Bueno, ya acongojados por lo que nos espera, comencemos a buscar soluciones. Obviamente tenemos que hacer números. En otros tiempos decían que para tener una calidad de vida “buena” el piso no debía sobrepasar el 33% del sueldo, ahora ya lo han aumentado al 40% porque sino, no hay forma de cuadrar los números. Bueno mejor pongamos un ejemplo: Una persona soltera que se va a independizar ahora, edad 27 años.
Vamos allá:
- Apartamento o estudio, precio medio en Madrid capital 600€ (para tener una buena calidad de vida debería cobrar….1800€ netos!!!! , empezamos bien)
- Gastos comida, cocinando todos los días en casa, 180€/mes.
- Teléfono fijo + Internet. 40€/mes.
- Gas + Luz + Agua. 50€/mes.
- Teléfono móvil. 50€/mes (el mes que menos gasta).
Total hasta ahora….920€ de gastos fijos al mes. Pongamos que cobra 1200€ brutos, se le queda en unos 1056€ netos al mes. Es decir le quedan 136€ de su sueldo. A 1,30€ la caña le da para algo más de 2 cañas al día con los amigos, claro que si el chaval fuma ya que se olvide, o cañas o tabaco.
Una solución, que no sea volver con sus padres y pasar unos años ahorrando, compartir piso.
Pero ahora vayamos en serio. Una crisis económica es algo relativamente normal, el sistema económico en que nos movemos es cíclico. Acabamos de salir de una época de bonanza, muy larga por cierto, y entramos en zona de tormentas, las previsiones no son buenas, pero si no se cumplen, seamos realistas sino no se cumplen será para peor, estaremos en serios problemas. El banco de España prevé una disminución del crecimiento hasta el 2009, y el superávit que había en las arcas del estado, va a desaparecer.

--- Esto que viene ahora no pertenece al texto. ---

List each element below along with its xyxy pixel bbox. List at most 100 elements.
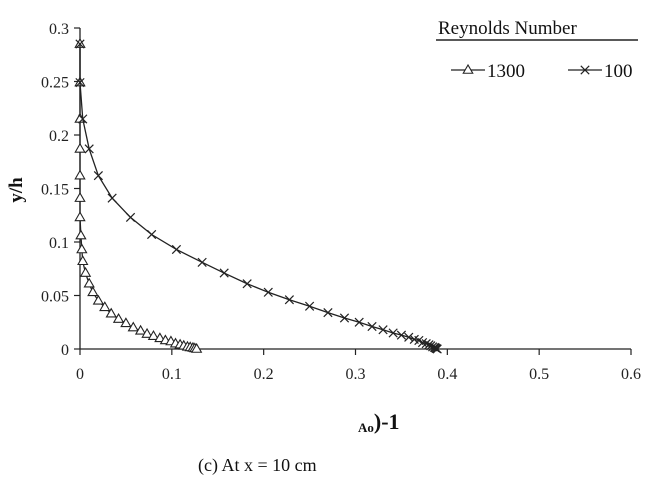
- data-point: [171, 244, 182, 255]
- marker-stroke: [417, 337, 428, 348]
- marker-stroke: [388, 328, 398, 338]
- legend: Reynolds Number 1300 100: [436, 18, 638, 82]
- y-ticks: 0 0.05 0.1 0.15 0.2 0.25 0.3: [41, 21, 80, 359]
- data-point: [74, 169, 86, 180]
- data-point: [432, 344, 442, 354]
- data-point: [120, 317, 132, 328]
- x-axis-title: Ao)-1: [358, 409, 400, 435]
- x-tick-label: 0.5: [529, 366, 549, 383]
- marker-stroke: [93, 171, 103, 181]
- marker-stroke: [284, 295, 295, 305]
- figure-caption: (c) At x = 10 cm: [198, 455, 317, 476]
- x-axis-title-main: )-1: [374, 409, 400, 434]
- marker-stroke: [354, 317, 364, 327]
- data-point: [75, 229, 87, 240]
- data-point: [75, 77, 85, 88]
- marker-stroke: [396, 330, 407, 340]
- marker-stroke: [378, 325, 388, 335]
- data-point: [127, 321, 139, 332]
- x-tick-label: 0.6: [621, 366, 641, 383]
- data-point: [263, 287, 273, 297]
- series-1300: [74, 37, 203, 353]
- legend-items: 1300 100: [451, 61, 633, 82]
- marker-stroke: [404, 332, 414, 342]
- data-point: [417, 337, 428, 348]
- data-point: [242, 279, 252, 289]
- marker-stroke: [107, 193, 117, 203]
- data-point: [105, 307, 117, 318]
- data-point: [76, 243, 88, 254]
- legend-marker: [580, 65, 590, 75]
- data-point: [197, 257, 207, 267]
- data-point: [190, 342, 203, 353]
- data-point: [339, 313, 350, 323]
- marker-stroke: [409, 334, 419, 344]
- marker-stroke: [75, 39, 85, 49]
- data-point: [421, 339, 431, 349]
- marker-stroke: [304, 301, 315, 311]
- marker-stroke: [197, 257, 207, 267]
- x-tick-label: 0.2: [254, 366, 274, 383]
- marker-stroke: [580, 65, 590, 75]
- marker-stroke: [339, 313, 350, 323]
- marker-stroke: [421, 339, 431, 349]
- marker-stroke: [428, 342, 438, 352]
- data-point: [147, 229, 157, 240]
- marker-stroke: [84, 144, 94, 154]
- data-point: [154, 332, 166, 343]
- x-ticks: 0 0.1 0.2 0.3 0.4 0.5 0.6: [76, 349, 641, 383]
- data-point: [404, 332, 414, 342]
- marker-stroke: [263, 287, 273, 297]
- series-layer: [74, 37, 442, 354]
- data-point: [219, 268, 229, 278]
- marker-stroke: [432, 344, 442, 354]
- data-point: [112, 312, 125, 323]
- x-axis-title-sub: Ao: [358, 420, 374, 435]
- legend-label: 1300: [487, 61, 525, 82]
- marker-stroke: [75, 77, 85, 88]
- data-point: [134, 324, 147, 335]
- data-point: [378, 325, 388, 335]
- data-point: [83, 277, 95, 288]
- marker-stroke: [242, 279, 252, 289]
- data-point: [79, 266, 92, 277]
- y-tick-label: 0.25: [41, 75, 69, 92]
- data-point: [99, 301, 111, 312]
- y-axis-title: y/h: [6, 177, 27, 203]
- data-point: [304, 301, 315, 311]
- data-point: [147, 330, 160, 340]
- data-point: [107, 193, 117, 203]
- marker-stroke: [219, 268, 229, 278]
- y-tick-label: 0.2: [49, 128, 69, 145]
- data-point: [367, 321, 377, 332]
- data-point: [74, 142, 86, 153]
- data-point: [141, 327, 153, 338]
- data-point: [388, 328, 398, 338]
- data-point: [125, 212, 136, 223]
- marker-stroke: [171, 244, 182, 255]
- data-point: [78, 114, 88, 124]
- marker-stroke: [414, 335, 424, 346]
- series-100: [75, 39, 442, 354]
- marker-stroke: [367, 321, 377, 332]
- marker-stroke: [125, 212, 136, 223]
- x-tick-label: 0.3: [346, 366, 366, 383]
- legend-title: Reynolds Number: [438, 18, 577, 39]
- data-point: [323, 307, 333, 318]
- y-tick-label: 0.3: [49, 21, 69, 38]
- data-point: [87, 286, 99, 297]
- marker-stroke: [323, 307, 333, 318]
- legend-label: 100: [604, 61, 633, 82]
- x-tick-label: 0: [76, 366, 84, 383]
- axes: [79, 28, 631, 350]
- marker-stroke: [78, 114, 88, 124]
- data-point: [77, 255, 89, 266]
- y-tick-label: 0.15: [41, 182, 69, 199]
- data-point: [284, 295, 295, 305]
- marker-stroke: [147, 229, 157, 240]
- data-point: [93, 171, 103, 181]
- data-point: [84, 144, 94, 154]
- data-point: [74, 211, 86, 222]
- data-point: [92, 294, 105, 305]
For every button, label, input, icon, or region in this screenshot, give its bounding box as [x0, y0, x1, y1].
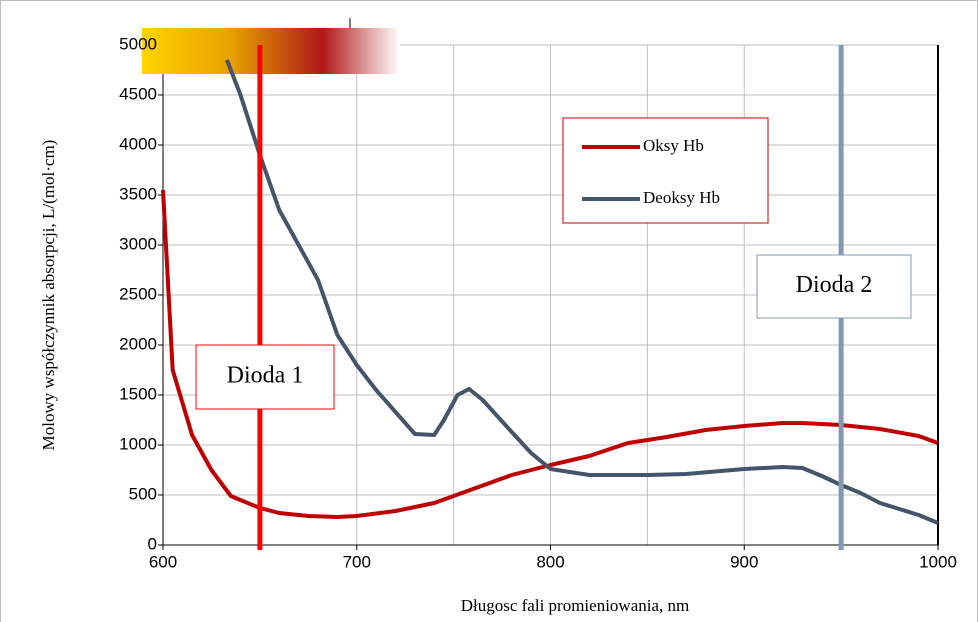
y-tick-label: 2500	[119, 284, 157, 303]
y-tick-label: 1500	[119, 384, 157, 403]
y-tick-label: 500	[129, 484, 157, 503]
x-tick-label: 800	[536, 552, 564, 571]
y-tick-label: 4500	[119, 84, 157, 103]
x-tick-label: 900	[730, 552, 758, 571]
data-line	[161, 189, 939, 519]
y-tick-label: 1000	[119, 434, 157, 453]
y-tick-label: 4000	[119, 134, 157, 153]
x-tick-label: 700	[343, 552, 371, 571]
y-tick-label: 3000	[119, 234, 157, 253]
data-line	[225, 59, 939, 525]
x-axis-label: Długosc fali promieniowania, nm	[461, 596, 690, 615]
legend-label: Oksy Hb	[643, 136, 704, 155]
x-tick-label: 1000	[919, 552, 957, 571]
annotation-text: Dioda 1	[227, 363, 304, 389]
annotation-box	[756, 254, 912, 319]
legend-box	[562, 117, 769, 224]
y-tick-label: 3500	[119, 184, 157, 203]
annotation-text: Dioda 2	[796, 272, 873, 298]
annotation-box	[195, 344, 335, 410]
x-tick-label: 600	[149, 552, 177, 571]
y-tick-label: 2000	[119, 334, 157, 353]
legend-label: Deoksy Hb	[643, 188, 720, 207]
y-tick-label: 0	[148, 534, 157, 553]
y-tick-label: 5000	[119, 34, 157, 53]
y-axis-label: Molowy współczynnik absorpcji, L/(mol·cm…	[39, 140, 58, 451]
spectrum-bar	[142, 28, 400, 74]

¿Por qué ha pasado todo esto? igual soy simplista o tonto directamente pero, ¿qué economía puede aguantar un incremento del precio de la vivienda de un 60% en 10 años y una subida de sueldos que no llega al 32% en ese mismo periodo? Ahora ya está claro, la española no. No soy economista, pero las matemáticas no me cuadran.
Ahora toca al gobierno hacer su trabajo, incentivar a la empresa y cubrir el hueco donde no llegue la empresa privada, una prueba difícil para un gobierno que en cuatro años socialmente ha evolucionado mucho pero a nivel económico ha dejado mucho que desear. El tiempo pone a cada uno en su sitio pero es que mientras el tiempo actúa, gente normal y corriente no llega a fin de mes.
Para llegar a fin de mes muchas familias se han tenido que agarrar donde han podido, unos a un préstamo personal, otras a una refinanciación y otro grupo a capital privado. Vamos a explicar esto en palabras llanas. Un préstamo personal, lo sabemos todos, el banco te da dinero a cambio de que le pagues “algo” más. Una refinanciación, dependiendo un poco para que se use, se puede utilizar para ampliar capital, para disminuirlo, para aumentar plazo… existen muchas opciones. Por último el capital privado, que es cuando los bancos deniegan la opción de préstamo. En estas ocasiones se puede recurrir a un inversor privado que quiera prestar el capital, lógicamente los intereses no son los mismos (son más altos) pero es una alternativa a las entidades bancarias.
A la espera de una evolución económica digna, se despide un servidor.
Bueno, con la expresión de “quemado” de antes…igual me quede un poco corto. Lo peor de todo es que razón, lo que se dice razón…no le falta demasiada.